Functional Test Runner, test/functional/test_runner.py, intermittently fails on random functional tests.

Question

Functional Test Runner, test/functional/test_runner.py, intermittently fails on random functional tests.

Closed this issue 2 years ago · 4 comments

Describe the issue

When executing the functional test suite via test/functional/test_runner.py --extended, some tests will intermittently fail. However, when running each test in isolation, they will all pass save for test/functional/zmq_test.py which there is another raised issue for..

It does not matter how many threads the test runner is configured to run (e.g. >= 1); all configurations will result in random functional test failures.

What behavior did you expect?

The expected behavior is that regardless of the number of threads the test runner is configured with, all functional tests will pass.

What was the actual behavior (provide screenshots if the issue is GUI-related)?

The actual behavior is that some functional tests will fail intermittently, regardless of the number of threads the test runner is configured with. See here.

How reliably can you reproduce the issue, what are the steps to do so?

This issue can be reproduced on a local machine and via GitHub Actions.

What version of DigiByte Core are you using, where did you get it (website, self-compiled, etc)?

v8.22

What type of machine are you observing the error on (OS/CPU and disk type)?

All machine types can reproduce this issue, but Mac OS 10.15, 11 and 12 were used locally. GitHub Actions with Ubuntu latest were also used.

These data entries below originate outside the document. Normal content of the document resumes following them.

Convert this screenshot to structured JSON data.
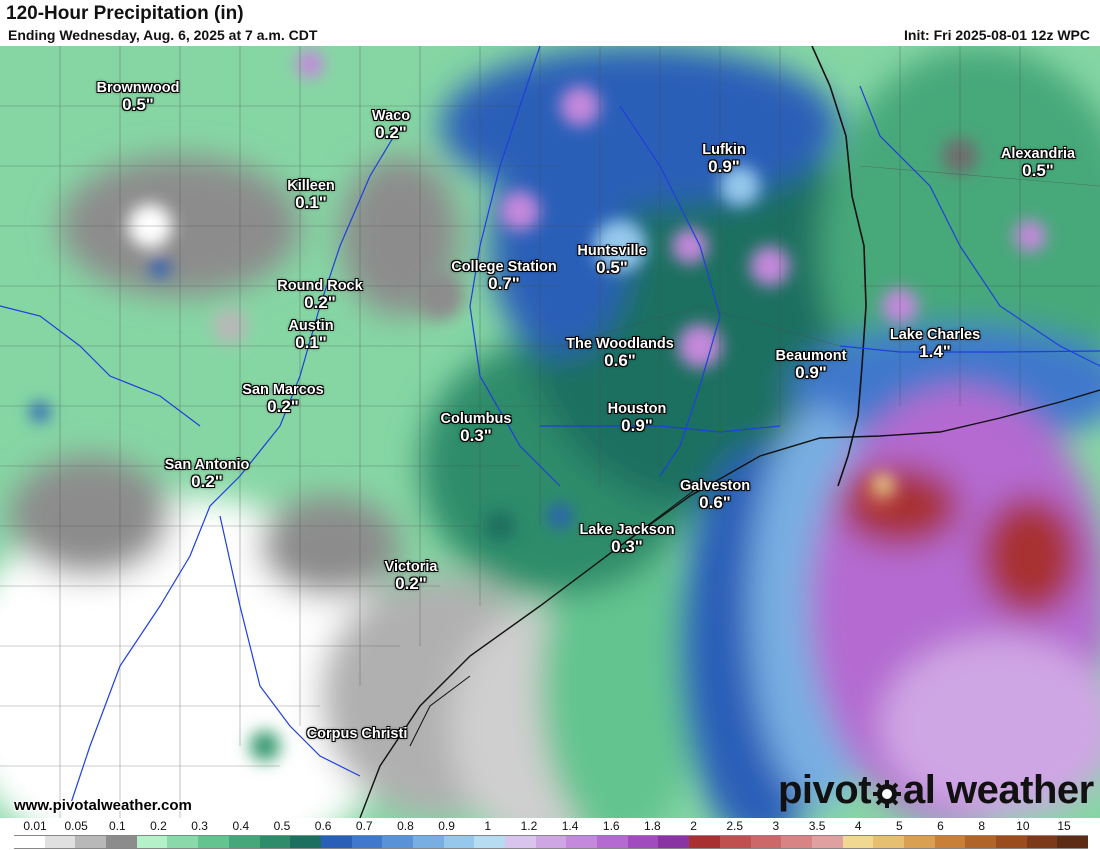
{
  "header": {
    "title": "120-Hour Precipitation (in)",
    "subtitle": "Ending Wednesday, Aug. 6, 2025 at 7 a.m. CDT",
    "init": "Init: Fri 2025-08-01 12z WPC"
  },
  "cities": [
    {
      "name": "Brownwood",
      "value": "0.5\""
    },
    {
      "name": "Waco",
      "value": "0.2\""
    },
    {
      "name": "Killeen",
      "value": "0.1\""
    },
    {
      "name": "Lufkin",
      "value": "0.9\""
    },
    {
      "name": "Alexandria",
      "value": "0.5\""
    },
    {
      "name": "Huntsville",
      "value": "0.5\""
    },
    {
      "name": "College Station",
      "value": "0.7\""
    },
    {
      "name": "Round Rock",
      "value": "0.2\""
    },
    {
      "name": "Austin",
      "value": "0.1\""
    },
    {
      "name": "The Woodlands",
      "value": "0.6\""
    },
    {
      "name": "Beaumont",
      "value": "0.9\""
    },
    {
      "name": "Lake Charles",
      "value": "1.4\""
    },
    {
      "name": "San Marcos",
      "value": "0.2\""
    },
    {
      "name": "Columbus",
      "value": "0.3\""
    },
    {
      "name": "Houston",
      "value": "0.9\""
    },
    {
      "name": "San Antonio",
      "value": "0.2\""
    },
    {
      "name": "Galveston",
      "value": "0.6\""
    },
    {
      "name": "Lake Jackson",
      "value": "0.3\""
    },
    {
      "name": "Victoria",
      "value": "0.2\""
    },
    {
      "name": "Corpus Christi",
      "value": ""
    }
  ],
  "footer": {
    "website": "www.pivotalweather.com",
    "brand_left": "pivot",
    "brand_right": "al weather"
  },
  "legend": {
    "ticks": [
      "0.01",
      "0.05",
      "0.1",
      "0.2",
      "0.3",
      "0.4",
      "0.5",
      "0.6",
      "0.7",
      "0.8",
      "0.9",
      "1",
      "1.2",
      "1.4",
      "1.6",
      "1.8",
      "2",
      "2.5",
      "3",
      "3.5",
      "4",
      "5",
      "6",
      "8",
      "10",
      "15"
    ],
    "colors": [
      "#ffffff",
      "#e0e0e0",
      "#b8b8b8",
      "#8c8c8c",
      "#b4f0c8",
      "#8ad9a8",
      "#64c490",
      "#46a87a",
      "#2f8c6a",
      "#1d7060",
      "#2a5fb8",
      "#3f78cc",
      "#5a92d8",
      "#78aee2",
      "#96c8ec",
      "#b6dcf2",
      "#d8c4ec",
      "#cfa6e4",
      "#c488dc",
      "#b46ad0",
      "#a04cbe",
      "#8a34a4",
      "#a83030",
      "#c05050",
      "#cc6868",
      "#d88484",
      "#e0a0a0",
      "#f0d890",
      "#e6c070",
      "#d8a050",
      "#c88038",
      "#b06428",
      "#9a4c1e",
      "#7c3a18",
      "#5e2c14"
    ]
  }
}
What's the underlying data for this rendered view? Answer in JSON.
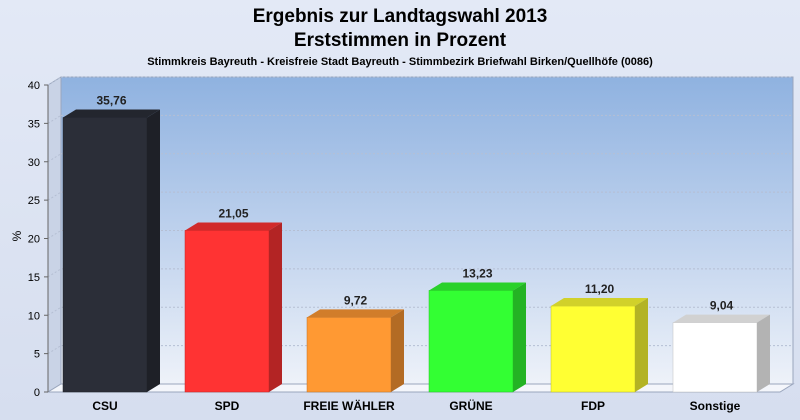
{
  "chart_data": {
    "type": "bar",
    "title": "Ergebnis zur Landtagswahl 2013",
    "subtitle": "Erststimmen in Prozent",
    "caption": "Stimmkreis Bayreuth - Kreisfreie Stadt Bayreuth - Stimmbezirk Briefwahl Birken/Quellhöfe (0086)",
    "ylabel": "%",
    "xlabel": "",
    "ylim": [
      0,
      40
    ],
    "yticks": [
      0,
      5,
      10,
      15,
      20,
      25,
      30,
      35,
      40
    ],
    "grid": true,
    "categories": [
      "CSU",
      "SPD",
      "FREIE WÄHLER",
      "GRÜNE",
      "FDP",
      "Sonstige"
    ],
    "values": [
      35.76,
      21.05,
      9.72,
      13.23,
      11.2,
      9.04
    ],
    "value_labels": [
      "35,76",
      "21,05",
      "9,72",
      "13,23",
      "11,20",
      "9,04"
    ],
    "colors": [
      "#2b2e38",
      "#ff3333",
      "#ff9933",
      "#33ff33",
      "#ffff33",
      "#ffffff"
    ]
  }
}
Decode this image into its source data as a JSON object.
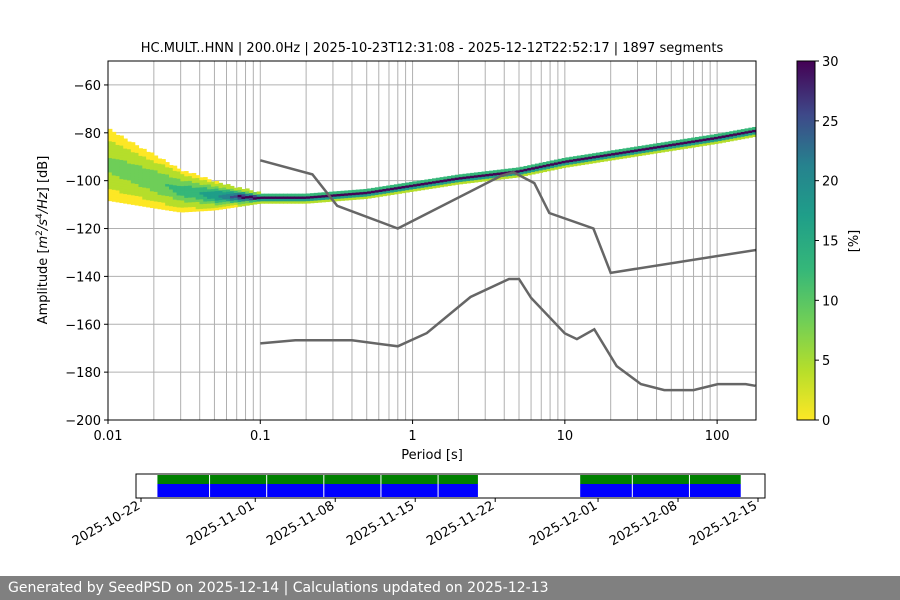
{
  "footer": {
    "text": "Generated by SeedPSD on 2025-12-14 | Calculations updated on 2025-12-13"
  },
  "chart_data": {
    "type": "heatmap",
    "title": "HC.MULT..HNN | 200.0Hz | 2025-10-23T12:31:08 - 2025-12-12T22:52:17 | 1897 segments",
    "xlabel": "Period [s]",
    "ylabel": "Amplitude [m²/s⁴/Hz] [dB]",
    "x_scale": "log",
    "xlim": [
      0.01,
      180
    ],
    "ylim": [
      -200,
      -50
    ],
    "x_ticks": [
      {
        "value": 0.01,
        "label": "0.01"
      },
      {
        "value": 0.1,
        "label": "0.1"
      },
      {
        "value": 1,
        "label": "1"
      },
      {
        "value": 10,
        "label": "10"
      },
      {
        "value": 100,
        "label": "100"
      }
    ],
    "y_ticks": [
      -60,
      -80,
      -100,
      -120,
      -140,
      -160,
      -180,
      -200
    ],
    "grid": true,
    "colorbar": {
      "label": "[%]",
      "min": 0,
      "max": 30,
      "ticks": [
        0,
        5,
        10,
        15,
        20,
        25,
        30
      ],
      "colormap": "viridis_r"
    },
    "psd_mode_curve": {
      "period": [
        0.01,
        0.02,
        0.03,
        0.05,
        0.1,
        0.2,
        0.5,
        1,
        2,
        5,
        10,
        20,
        50,
        100,
        180
      ],
      "db": [
        -93,
        -100,
        -104,
        -106,
        -107,
        -107,
        -105,
        -102,
        -99,
        -96,
        -92,
        -89,
        -85,
        -82,
        -79
      ]
    },
    "noise_models": [
      {
        "name": "",
        "period": [
          0.1,
          0.22,
          0.32,
          0.8,
          3.8,
          4.6,
          6.3,
          7.9,
          15.4,
          20,
          354.8
        ],
        "db": [
          -91.5,
          -97.4,
          -110.5,
          -120,
          -98,
          -96.5,
          -101,
          -113.5,
          -120,
          -138.5,
          -126
        ]
      },
      {
        "name": "",
        "period": [
          0.1,
          0.17,
          0.4,
          0.8,
          1.24,
          2.4,
          4.3,
          5,
          6,
          10,
          12,
          15.6,
          21.9,
          31.6,
          45,
          70,
          101,
          154,
          178
        ],
        "db": [
          -168,
          -166.7,
          -166.7,
          -169.2,
          -163.7,
          -148.6,
          -141.1,
          -141.1,
          -149,
          -163.8,
          -166.2,
          -162.1,
          -177.5,
          -185,
          -187.5,
          -187.5,
          -185,
          -185,
          -185.7
        ]
      }
    ],
    "timeline": {
      "date_ticks": [
        "2025-10-22",
        "2025-11-01",
        "2025-11-08",
        "2025-11-15",
        "2025-11-22",
        "2025-12-01",
        "2025-12-08",
        "2025-12-15"
      ],
      "coverage_periods": [
        {
          "start": "2025-10-23",
          "end": "2025-11-19"
        },
        {
          "start": "2025-11-29",
          "end": "2025-12-12"
        }
      ],
      "colors": {
        "availability": "#008000",
        "segments": "#0000ff"
      }
    },
    "colors": {
      "noise_model": "#666666",
      "grid": "#b0b0b0"
    }
  }
}
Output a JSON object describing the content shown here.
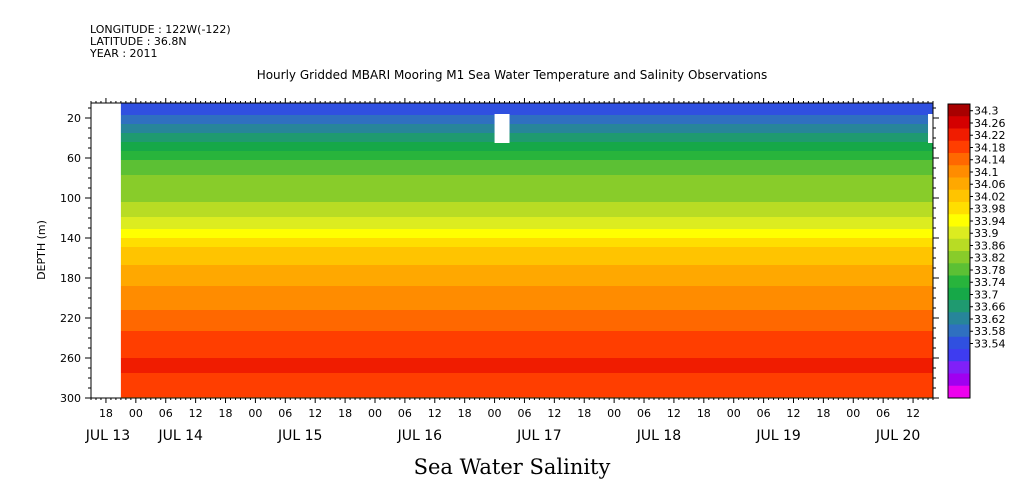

Answer 1 · 2022-07-10T20:59:10.000Z

It appears this can be fixed by adding a simple "--timeout-factor=" argument when running test_runner.py.
Ex:

test/functional/test_runner.py --jobs=10 --timeout-factor=1.4

It seems BTC devs ran into similar issues with random failures with functional tests. bitcoin/bitcoin#20183

In readme:
https://github.com/DigiByte-Core/digibyte/blob/feature/8.22.0/test/README.md

Often while debugging rpc calls from functional tests, the test might reach timeout before process can return a response. Use --timeout-factor 0 to disable all rpc timeouts for that particular functional test. Ex: test/functional/wallet_hd.py --timeout-factor 0.

In code:
https://github.com/DigiByte-Core/digibyte/blob/feature/8.22.0/test/functional/test_framework/test_framework.py#L194

        parser.add_argument('--timeout-factor', dest="timeout_factor", type=float, default=1.0, help='adjust test timeouts by a factor. Setting it to 0 disables all timeouts')

Answer 2 · 2022-07-11T18:59:59.000Z

Boom! All functional tests pass for me with --timeout-factor=3. Have run it twice now. I think we can close this, you will have to play with it depending on your local dev environment. For me running a Mac with 8 cores and doing other work 3 jobs was the sweet spot.

test/functional/test_runner.py --jobs=3 --timeout-factor=3

Answer 3 · 2022-07-12T01:51:03.000Z

Great work on this @JaredTate ! Did you try these params on the GitHub action runners or do we still need to open a PR for that?

Answer 4 · 2023-03-15T18:19:12.000Z

This issue has been resolved by #106